5.2 Termination of Relationship - A registered firm must, within 5 business days of an individual ceasing to be a permitted individual of the registered firm, notify the regulator in accordance with NI 31-102 of the termination of the relationship by submitting a completed Form 33-109F1.
PART 6 DUE DILIGENCE AND RECORD-KEEPING
6.1 Sponsoring Firm Obligations
(1) A sponsoring firm must make reasonable efforts to ensure that information submitted by
(a) the firm for a permitted individual; or
(b) a registered individual, or an individual applying for registration, for whom the firm is the sponsoring firm,
is true and complete.
(2) A sponsoring firm must retain all documents used by the firm to satisfy its obligation under subsection (1),
(a) in the case of a permitted individual, for a period of seven years after the individual ceases to be a permitted individual; or
(b) in the case of a registered individual, or an individual applying for registration, for a period of seven years after the individual ceases to be a registered individual with the firm.

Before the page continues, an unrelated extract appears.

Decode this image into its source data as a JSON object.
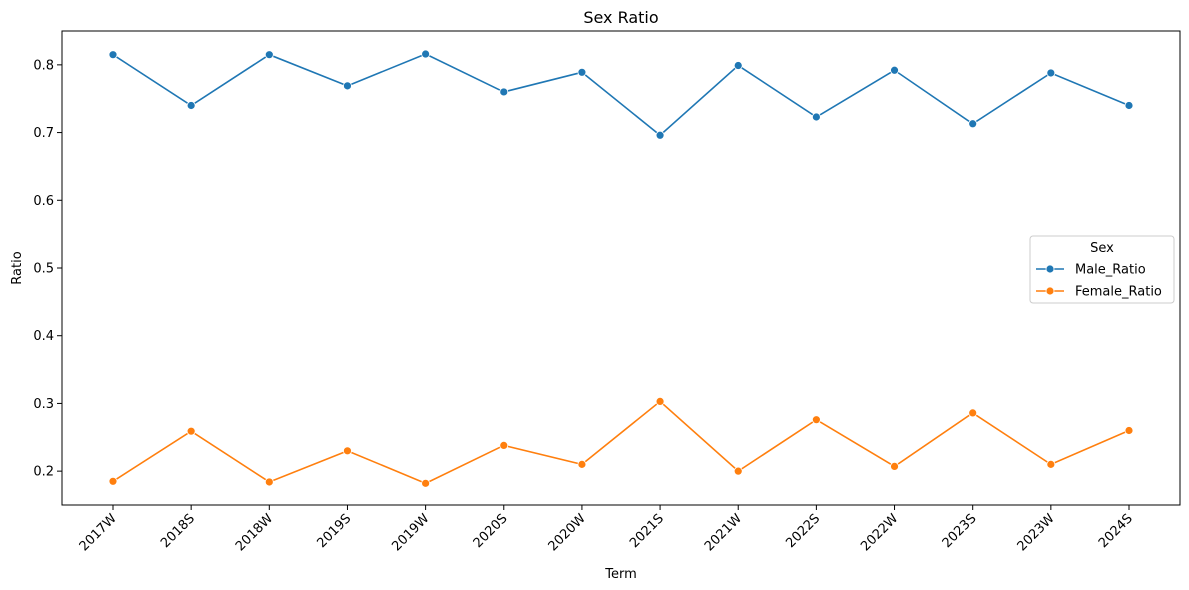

(3) Without limiting the generality of subsection (2), if a registered individual, or an individual applying for registration, appoints an agent for service, the sponsoring firm must keep the original Appointment of Agent for Service executed by the individual for the period of time set out in paragraph (2)(b).
(4) A sponsoring firm that retains a document under subsection (2) or (3) in respect of an NRD submission must record the NRD submission number on the document.
PART 7 EXEMPTION
7.1 Exemption
(1) The regulator or the securities regulatory authority may grant an exemption from this Instrument, in whole or in part, subject to such conditions or restrictions as may be imposed in the exemption.
(2) Despite subsection (1), in Ontario, only the regulator may grant such an exemption.
(3) Except in Ontario, an exemption referred to in subsection (1) is granted under the statute referred to in Appendix B of National Instrument 14-101 Definitions, opposite the name of the local jurisdiction.
PART 8 INCONSISTENT PROVISIONS
8.1 Inconsistent Provisions
In Québec, the provisions of this Instrument take precedence over any inconsistent provisions of Title V of the Securities Regulation.